User Tools


Simulate Rare Variants Data

This tutorial covers simulation for DNA sequence data under

  • Demographic models based on Scott H. Williamson 2005 NIEHS SNPs data and Adam Eyre-Walker 2006 Environmental Genome Project (EGP) data
    • num. haplotypes = 51,340 x 2 = 102,680
  • Boyko 2008 European demographic model
    • num. haplotypes = 52,907 x 2 = 105,940
  • Boyko 2008 African demographic model
    • num. haplotypes = 25,636 x 2 = 51,272
  • Kryukov 2009 European demographic model
    • num. haplotypes = 90,000 x 2 = 180,000

Proportion of synonymous and proportion of protective variants can be customized. Note that specification of selection coefficients have to be adjusted accordingly.
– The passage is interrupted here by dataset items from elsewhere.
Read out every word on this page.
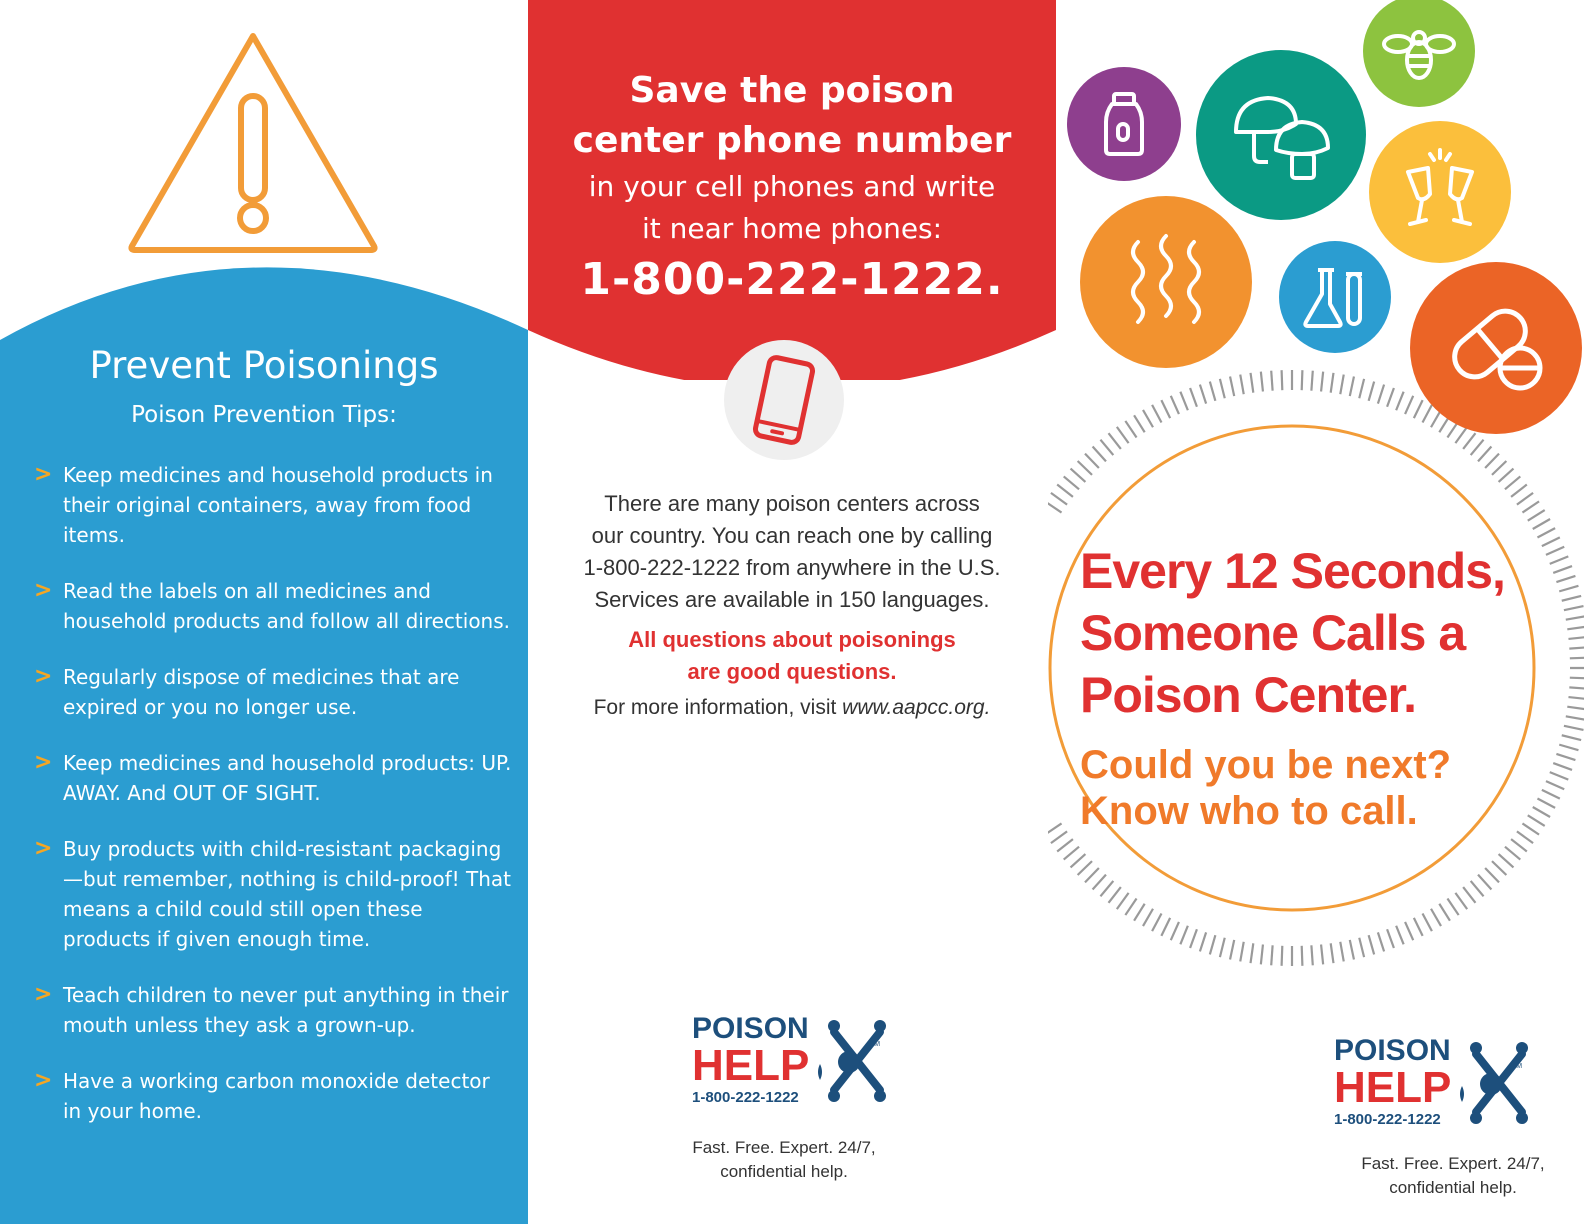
Prevent Poisonings
Poison Prevention Tips:
> Keep medicines and household products in their original containers, away from food items.
> Read the labels on all medicines and household products and follow all directions.
> Regularly dispose of medicines that are expired or you no longer use.
> Keep medicines and household products: UP. AWAY. And OUT OF SIGHT.
> Buy products with child-resistant packaging—but remember, nothing is child-proof! That means a child could still open these products if given enough time.
> Teach children to never put anything in their mouth unless they ask a grown-up.
> Have a working carbon monoxide detector in your home.
Save the poison
center phone number
in your cell phones and write
it near home phones:
1-800-222-1222.
There are many poison centers across
our country. You can reach one by calling
1-800-222-1222 from anywhere in the U.S.
Services are available in 150 languages.
All questions about poisonings
are good questions.
For more information, visit www.aapcc.org.
POISON
HELP
1-800-222-1222
TM
Fast. Free. Expert. 24/7,
confidential help.
Every 12 Seconds,
Someone Calls a
Poison Center.
Could you be next?
Know who to call.
POISON
HELP
1-800-222-1222
TM
Fast. Free. Expert. 24/7,
confidential help.
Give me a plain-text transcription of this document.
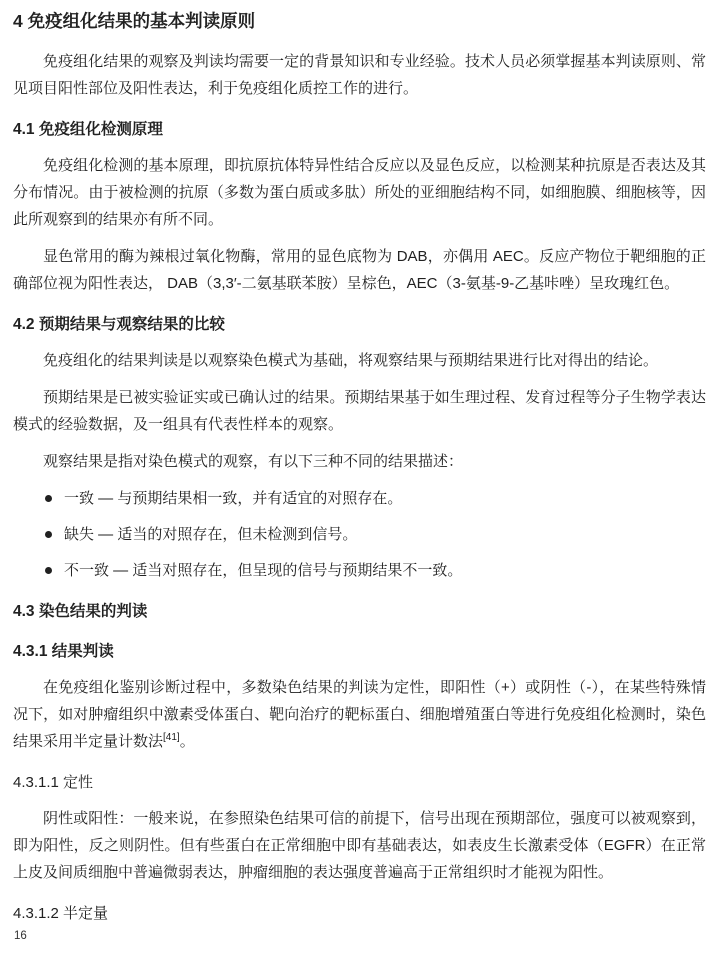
4 免疫组化结果的基本判读原则

免疫组化结果的观察及判读均需要一定的背景知识和专业经验。技术人员必须掌握基本判读原则、常见项目阳性部位及阳性表达，利于免疫组化质控工作的进行。

4.1 免疫组化检测原理

免疫组化检测的基本原理，即抗原抗体特异性结合反应以及显色反应，以检测某种抗原是否表达及其分布情况。由于被检测的抗原（多数为蛋白质或多肽）所处的亚细胞结构不同，如细胞膜、细胞核等，因此所观察到的结果亦有所不同。

显色常用的酶为辣根过氧化物酶，常用的显色底物为 DAB，亦偶用 AEC。反应产物位于靶细胞的正确部位视为阳性表达， DAB（3,3′-二氨基联苯胺）呈棕色，AEC（3-氨基-9-乙基咔唑）呈玫瑰红色。

4.2 预期结果与观察结果的比较

免疫组化的结果判读是以观察染色模式为基础，将观察结果与预期结果进行比对得出的结论。

预期结果是已被实验证实或已确认过的结果。预期结果基于如生理过程、发育过程等分子生物学表达模式的经验数据，及一组具有代表性样本的观察。

观察结果是指对染色模式的观察，有以下三种不同的结果描述：

一致 — 与预期结果相一致，并有适宜的对照存在。
缺失 — 适当的对照存在，但未检测到信号。
不一致 — 适当对照存在，但呈现的信号与预期结果不一致。
4.3 染色结果的判读
4.3.1 结果判读

在免疫组化鉴别诊断过程中，多数染色结果的判读为定性，即阳性（+）或阴性（-），在某些特殊情况下，如对肿瘤组织中激素受体蛋白、靶向治疗的靶标蛋白、细胞增殖蛋白等进行免疫组化检测时，染色结果采用半定量计数法[41]。

4.3.1.1 定性

阴性或阳性：一般来说，在参照染色结果可信的前提下，信号出现在预期部位，强度可以被观察到，即为阳性，反之则阴性。但有些蛋白在正常细胞中即有基础表达，如表皮生长激素受体（EGFR）在正常上皮及间质细胞中普遍微弱表达，肿瘤细胞的表达强度普遍高于正常组织时才能视为阳性。

4.3.1.2 半定量
16
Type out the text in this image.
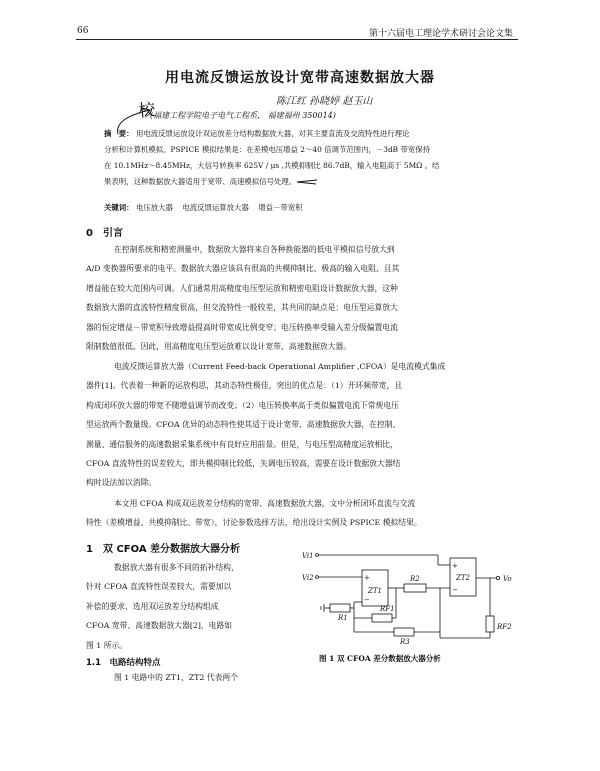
66	第十六届电工理论学术研讨会论文集
用电流反馈运放设计宽带高速数据放大器
陈江红 孙晓婷 赵玉山
(福建工程学院电子电气工程系， 福建福州 350014)
校
摘　要： 用电流反馈运放设计双运放差分结构数据放大器，对其主要直流及交流特性进行理论
分析和计算机模拟。PSPICE 模拟结果是：在差模电压增益 2～40 倍调节范围内，－3dB 带宽保持
在 10.1MHz～8.45MHz，大信号转换率 625V / μs ,共模抑制比 86.7dB，输入电阻高于 5MΩ 。结
果表明，这种数据放大器适用于宽带、高速模拟信号处理。
关键词： 电压放大器 电流反馈运算放大器 增益－带宽积
0　引言
在控制系统和精密测量中，数据放大器将来自各种换能器的低电平模拟信号放大到
A/D 变换器所要求的电平。数据放大器应该具有很高的共模抑制比、极高的输入电阻、且其
增益能在较大范围内可调。人们通常用高精度电压型运放和精密电阻设计数据放大器，这种
数据放大器的直流特性精度很高，但交流特性一般较差，其共同的缺点是：电压型运算放大
器的恒定增益－带宽积导致增益提高时带宽成比例变窄；电压转换率受输入差分级偏置电流
限制数值很低。因此，用高精度电压型运放难以设计宽带、高速数据放大器。
电流反馈运算放大器（Current Feed-back Operational Amplifier ,CFOA）是电流模式集成
器件[1]。代表着一种新的运放构思，其动态特性极佳，突出的优点是：（1）开环频带宽，且
构成闭环放大器的带宽不随增益调节而改变；（2）电压转换率高于类似偏置电流下常规电压
型运放两个数量级。CFOA 优异的动态特性使其适于设计宽带、高速数据放大器，在控制、
测量、通信服务的高速数据采集系统中有良好应用前景。但是，与电压型高精度运放相比，
CFOA 直流特性的误差较大，即共模抑制比较低，失调电压较高，需要在设计数据放大器结
构时设法加以消除。
本文用 CFOA 构成双运放差分结构的宽带、高速数据放大器，文中分析闭环直流与交流
特性（差模增益、共模抑制比、带宽），讨论参数选择方法，给出设计实例及 PSPICE 模拟结果。
1　双 CFOA 差分数据放大器分析
数据放大器有很多不同的拓补结构，
针对 CFOA 直流特性误差较大，需要加以
补偿的要求，选用双运放差分结构组成
CFOA 宽带、高速数据放大器[2]，电路如
图 1 所示。
1.1　电路结构特点
图 1 电路中的 ZT1、ZT2 代表两个
Vi1
Vi2	+
−
ZT1
R2
+
−
ZT2	Vo
RF2
R1
RF1
R3
图 1 双 CFOA 差分数据放大器分析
Other common parameters are set as follows for all commands in this tutorial:

lenI=1800 # would like 1800, 5000, 10000
lenII=1800
fn="1800"
reps=200


Boyko 2008 European population model, 37% synonymous variants:

spower simulate --regRange=[$lenI,$lenII] --fileName="Boyko2008European$fn" --numReps=$reps --N=[7947,7947,262,7019,7019,52907,52907] --G=[5000,84,1,5217,1,576] --mutationModel='finite_sites' --mu=1.8e-08 --selModel='multiplicative' --selDist='Boyko_2008_European' --steps=[100] --verbose=0 --revertFixedSites=False > Boyko2008European$fn.log


Boyko 2008 African population model, 37% synonymous variants:

spower simulate --regRange=[$lenI,$lenII] --fileName="Boyko2008African$fn" --numReps=$reps --N=[7778,7778,25636,25636] --G=[5000,1,6809] --mutationModel='finite_sites' --mu=1.8e-08 --selModel='multiplicative' --selDist='Boyko_2008_African' --steps=[100] --verbose=0 --revertFixedSites=False > Boyko2008African$fn.log


Scott H. Williamson 2005 NIEHS SNPs data and Adam Eyre-Walker 2006 Environmental Genome Project (EGP) data:

spower simulate --regRange=[$lenI,$lenII] --fileName="Eyre2006Williamson$fn" --numReps=$reps --N=[8211,8211,51340,51340] --G=[5000,1,908] --mutationModel='finite_sites' --mu=1.8e-08 --selModel='multiplicative' --selDist='Eyre-Walker_2006' --steps=[100] --verbose=0 --revertFixedSites=False > Eyre2006Williamson$fn.log


Kryukov 2009 European population model, 37% synonymous variants:

spower simulate --regRange=[$lenI,$lenII] --fileName="Kryukov2009European$fn" --numReps=$reps --N=[8100,8100,7900,900000] --G=[5000,10,370] --mutationModel='finite_sites' --mu=1.8e-08 --selModel='multiplicative' --selDist='Kyrukov_2009_European' --steps=[100] --verbose=0 --revertFixedSites=False > Kryukov2009European$fn.log


Different proportions of protective and detrimental variants, 20% protective, 43% deleterious and 37% non-synonymous:

spower simulate --regRange=[$lenI,$lenII] --fileName="Kryukov2009EuropeanProtective$fn" --numReps=$reps --N=[8100,8100,7900,900000] --G=[5000,10,370] --mutationModel='finite_sites' --mu=1.8e-08 --selModel='multiplicative' --selDist='mixed_gamma' --selCoef=[0.37,0.0,0.43,0.184,0.320,0.184,0.320,0.5] --steps=[100] --verbose=0 --revertFixedSites=False > Kryukov2009EuropeanProtective$fn.log


The resulting default output are *.sfs and *.gdat files in the input format compatible with SEQPower power analysis commands.